What am I supposed to do with all the blood glucose information from my meter?
admin | Mar 12, 2011 | Comments 0
There are three main reasons for checking your blood glucose level. The first is to look for overall patterns of when your blood glucose is running high or low. There can be a lot of variation in the blood glucose level at a particular time of day (like first thing in the morning, for example). But the weekly average of those numbers is a very stable and useful thing to look at. If the average level of blood glucose in the morning, taken over a one or two week period, shows that the blood glucose is too high, then it means that something needs to be changed in your treatment plan to improve the situation. The specific change will depend on the type of diabetes you have and what treatment you are taking.

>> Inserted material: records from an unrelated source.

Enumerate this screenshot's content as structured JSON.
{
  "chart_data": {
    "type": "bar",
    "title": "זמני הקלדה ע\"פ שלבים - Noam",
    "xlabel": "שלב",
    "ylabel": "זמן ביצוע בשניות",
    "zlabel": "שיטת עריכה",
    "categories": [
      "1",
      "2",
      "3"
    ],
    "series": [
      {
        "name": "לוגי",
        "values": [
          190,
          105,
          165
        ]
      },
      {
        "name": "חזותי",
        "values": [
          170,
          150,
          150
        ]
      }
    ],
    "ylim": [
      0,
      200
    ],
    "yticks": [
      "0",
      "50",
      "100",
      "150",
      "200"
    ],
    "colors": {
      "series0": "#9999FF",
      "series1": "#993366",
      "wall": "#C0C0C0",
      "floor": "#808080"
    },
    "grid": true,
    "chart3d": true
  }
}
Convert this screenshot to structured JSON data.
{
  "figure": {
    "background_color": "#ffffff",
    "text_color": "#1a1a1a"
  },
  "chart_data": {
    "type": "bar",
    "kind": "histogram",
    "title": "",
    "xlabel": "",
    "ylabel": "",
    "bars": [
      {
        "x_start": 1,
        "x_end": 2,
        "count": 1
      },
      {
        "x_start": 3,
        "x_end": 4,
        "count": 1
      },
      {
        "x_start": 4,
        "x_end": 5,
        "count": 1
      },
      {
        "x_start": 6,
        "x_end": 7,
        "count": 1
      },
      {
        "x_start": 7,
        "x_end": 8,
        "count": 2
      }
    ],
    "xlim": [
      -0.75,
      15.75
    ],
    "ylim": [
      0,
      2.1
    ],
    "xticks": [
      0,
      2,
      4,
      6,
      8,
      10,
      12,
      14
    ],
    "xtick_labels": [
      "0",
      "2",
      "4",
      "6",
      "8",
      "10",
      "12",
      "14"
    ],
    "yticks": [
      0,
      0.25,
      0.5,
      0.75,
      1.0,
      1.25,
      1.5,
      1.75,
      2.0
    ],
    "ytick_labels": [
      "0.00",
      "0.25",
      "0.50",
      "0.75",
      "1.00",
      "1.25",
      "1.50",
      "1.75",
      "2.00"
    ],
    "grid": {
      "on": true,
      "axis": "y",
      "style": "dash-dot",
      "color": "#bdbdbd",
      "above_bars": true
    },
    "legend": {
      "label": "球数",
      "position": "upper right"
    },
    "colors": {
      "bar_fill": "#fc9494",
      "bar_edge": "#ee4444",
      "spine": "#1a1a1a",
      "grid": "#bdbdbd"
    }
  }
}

In a similar way, if the blood glucose levels are always too low at lunchtime or too high at bedtime, this pattern will suggest specific changes that you can discuss with your diabetes health care team. The second reason to check your blood glucose is to make connections between how you feel or what you did and the blood glucose level. If you feel dizzy or sweaty or peculiar in some way, it is very helpful to check to see if your blood glucose at this time is too high or too low. If the blood glucose is normal when you feel peculiar,
then it is likely that the symptoms are caused by something else. It can be useful to check your blood glucose one or two hours after eating a particular food or after doing a particular amount of exercise to see what effect it has on your blood glucose level.
The third reason to check your blood glucose is to use the information right then and there to make a change in a dose of diabetic medicine. Many people with type 1 diabetes will check their blood glucose before every meal. They will use the information to decide on what dose of fast-acting insulin to take to cover that meal. If the blood glucose is in a normal range (70–100 mg/dL, for example), they might take a certain dose of insulin, but if it was 101–140, they might take a higher dose. If it was even higher, they might take more insulin still. This variation in dose is sometimes called a sliding scale or a pre-meal algorithm.